Il y a une bonne raison pour que la légèreté ne se transforme pas en désinvolture. Durant la crise du coronavirus, il y a beaucoup de choses que nous faisons mieux que nos voisins. Nous tirons moins à hue et à dia, les mesures restrictives sont généralement moins nombreuses, les mesures d'ouverture sont plus courageuses et surtout, une population qui porte certes un regard critique sur la politique, mais s'en tient quand même globalement aux instructions données par Berne. Il aurait sans doute été possible de faire mieux dans certains domaines, peu nombreux cependant. Grâce à des mesures prudentes, nous pouvons de nouveau profiter de toutes les libertés que nous avions avant la pandémie, sauf en masses. Pourvu que cela dure. Presque chacun d'entre nous a vécu différemment la pandémie, mais nombreux sont sans doute ceux qui adapteront leur comportement de manière durable. Le télétravail ne peut plus être remis en question, les achats en ligne encore moins et Netflix et Cie se réjouissent d'une forte hausse des abonnements. Jusqu'à présent, le mot d'ordre était de passer plus de temps à la maison ou à proximité plutôt qu'au loin. Maintenant, chacun récupère certes un peu de normalité, mais bon nombre de gens ne retrouveront pas totalement leur ancien rythme. Il y a cependant une chose qui se pratique de nouveau en dépit du bon sens, c'est beaucoup de bruit pour rien. Je veux parler du vacarme du 1er août.

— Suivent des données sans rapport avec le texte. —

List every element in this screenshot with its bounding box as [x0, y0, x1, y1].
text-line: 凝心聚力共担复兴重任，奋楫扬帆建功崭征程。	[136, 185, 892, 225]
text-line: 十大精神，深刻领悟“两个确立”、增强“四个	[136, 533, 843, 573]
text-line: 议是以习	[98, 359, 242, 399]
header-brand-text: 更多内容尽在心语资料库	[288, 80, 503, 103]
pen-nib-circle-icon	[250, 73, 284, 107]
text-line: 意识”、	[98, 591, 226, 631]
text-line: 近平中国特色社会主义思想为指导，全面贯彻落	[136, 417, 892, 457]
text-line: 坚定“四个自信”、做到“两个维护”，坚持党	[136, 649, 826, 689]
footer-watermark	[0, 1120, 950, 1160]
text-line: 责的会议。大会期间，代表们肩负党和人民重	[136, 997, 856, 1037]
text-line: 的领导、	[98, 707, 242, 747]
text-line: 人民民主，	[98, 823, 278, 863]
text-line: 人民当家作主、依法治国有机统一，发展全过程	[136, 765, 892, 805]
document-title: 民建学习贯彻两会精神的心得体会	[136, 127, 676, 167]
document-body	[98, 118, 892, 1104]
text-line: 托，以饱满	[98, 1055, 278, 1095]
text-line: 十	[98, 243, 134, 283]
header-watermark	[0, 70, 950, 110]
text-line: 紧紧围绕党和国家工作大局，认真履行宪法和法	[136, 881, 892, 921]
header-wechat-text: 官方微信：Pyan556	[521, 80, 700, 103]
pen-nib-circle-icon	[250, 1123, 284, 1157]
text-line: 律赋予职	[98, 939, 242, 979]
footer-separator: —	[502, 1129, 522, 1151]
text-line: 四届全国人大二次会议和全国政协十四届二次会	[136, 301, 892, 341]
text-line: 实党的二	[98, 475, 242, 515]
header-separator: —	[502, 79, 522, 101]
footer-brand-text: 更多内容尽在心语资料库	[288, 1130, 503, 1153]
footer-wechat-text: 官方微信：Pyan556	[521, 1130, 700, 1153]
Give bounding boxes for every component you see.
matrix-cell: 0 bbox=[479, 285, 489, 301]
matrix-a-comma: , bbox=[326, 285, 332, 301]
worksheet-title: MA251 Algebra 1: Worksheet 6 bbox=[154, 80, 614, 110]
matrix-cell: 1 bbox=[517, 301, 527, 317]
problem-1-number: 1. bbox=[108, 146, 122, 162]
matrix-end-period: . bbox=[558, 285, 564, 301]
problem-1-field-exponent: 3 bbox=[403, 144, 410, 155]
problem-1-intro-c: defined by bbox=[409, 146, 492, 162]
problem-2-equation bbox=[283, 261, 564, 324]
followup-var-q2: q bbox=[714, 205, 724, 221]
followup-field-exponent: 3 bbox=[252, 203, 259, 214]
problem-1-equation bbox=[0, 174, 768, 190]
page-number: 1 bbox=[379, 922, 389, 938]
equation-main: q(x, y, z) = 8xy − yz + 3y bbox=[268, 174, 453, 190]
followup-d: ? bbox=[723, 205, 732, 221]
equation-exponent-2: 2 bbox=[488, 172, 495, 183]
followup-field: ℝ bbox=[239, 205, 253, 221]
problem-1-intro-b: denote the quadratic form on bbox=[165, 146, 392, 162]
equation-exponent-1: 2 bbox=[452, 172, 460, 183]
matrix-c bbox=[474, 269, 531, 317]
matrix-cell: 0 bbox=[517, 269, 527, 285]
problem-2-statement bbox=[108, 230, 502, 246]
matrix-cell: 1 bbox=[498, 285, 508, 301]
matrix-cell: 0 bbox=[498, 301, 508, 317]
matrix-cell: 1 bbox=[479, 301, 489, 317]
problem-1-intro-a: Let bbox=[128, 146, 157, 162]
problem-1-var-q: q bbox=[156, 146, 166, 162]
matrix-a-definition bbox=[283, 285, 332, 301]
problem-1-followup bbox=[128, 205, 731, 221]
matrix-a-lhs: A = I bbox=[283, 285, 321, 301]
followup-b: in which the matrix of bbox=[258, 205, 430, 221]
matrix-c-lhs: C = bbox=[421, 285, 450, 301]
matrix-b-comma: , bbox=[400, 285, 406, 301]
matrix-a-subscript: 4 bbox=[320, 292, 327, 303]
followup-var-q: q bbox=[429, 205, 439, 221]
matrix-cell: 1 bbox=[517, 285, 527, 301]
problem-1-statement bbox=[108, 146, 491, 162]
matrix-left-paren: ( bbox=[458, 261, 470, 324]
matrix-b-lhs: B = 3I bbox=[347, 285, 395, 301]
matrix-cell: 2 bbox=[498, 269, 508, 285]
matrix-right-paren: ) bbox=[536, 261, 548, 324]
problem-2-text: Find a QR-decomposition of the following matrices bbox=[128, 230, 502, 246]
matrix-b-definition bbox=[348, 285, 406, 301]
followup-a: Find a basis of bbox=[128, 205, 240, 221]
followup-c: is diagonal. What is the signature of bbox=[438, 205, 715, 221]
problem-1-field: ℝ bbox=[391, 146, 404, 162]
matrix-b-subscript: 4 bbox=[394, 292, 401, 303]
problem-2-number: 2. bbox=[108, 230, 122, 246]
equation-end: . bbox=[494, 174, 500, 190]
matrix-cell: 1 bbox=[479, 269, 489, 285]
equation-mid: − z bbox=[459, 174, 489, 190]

Je suis bien sûr patriote et je considère que la fête nationale est une date importante que tout le monde devrait pouvoir célébrer à sa guise. Mais est-ce que cela doit toujours être aussi bruyant? Lors d'une fête de la Saint-Sylvestre quand j'étais étudiant, nous avions pour devise «du pain plutôt que des pétards». C'était au début des années 1980 et à l'époque nous étions très sensibles à la question de l'alimentation mondiale. Nous faisions donc la fête sans les pétards, mortiers et pyramides de feu. Cela se passait très bien comme vous pouvez l'imaginer et l'ambiance n'en souffrait pas le moins du monde. Pourquoi gaspillons-nous alors trois francs par habitant en pure fumée? C'est la tradition, disent les partisans, du gaspillage, une pollution sonore et environnementale et même de l'ensemble de la faune, disent les adversaires. Et ils n'ont pas vraiment tort. Mais à nos yeux, nos fusées et nos mortiers sont comme les armes pour les Américains. C'est une affaire privée dont nous ne nous laisserons pas priver, un point c'est tout. C'est ainsi que j'ai de nouveau dû mettre le chien hors course cette année, lorsque le bombardement s'est produit et qu'une vingtaine de millions de francs sont partis en fumée. Une habitude stupide que nous aurions également pu abandonner avec le coronavirus. Au plan économique, toute cette pétarade est également loin de rapporter autant qu'elle ne coûte. Une pure absurdité qui se poursuit, comme nous avons pu le voir et l'entendre dimanche partout en Suisse.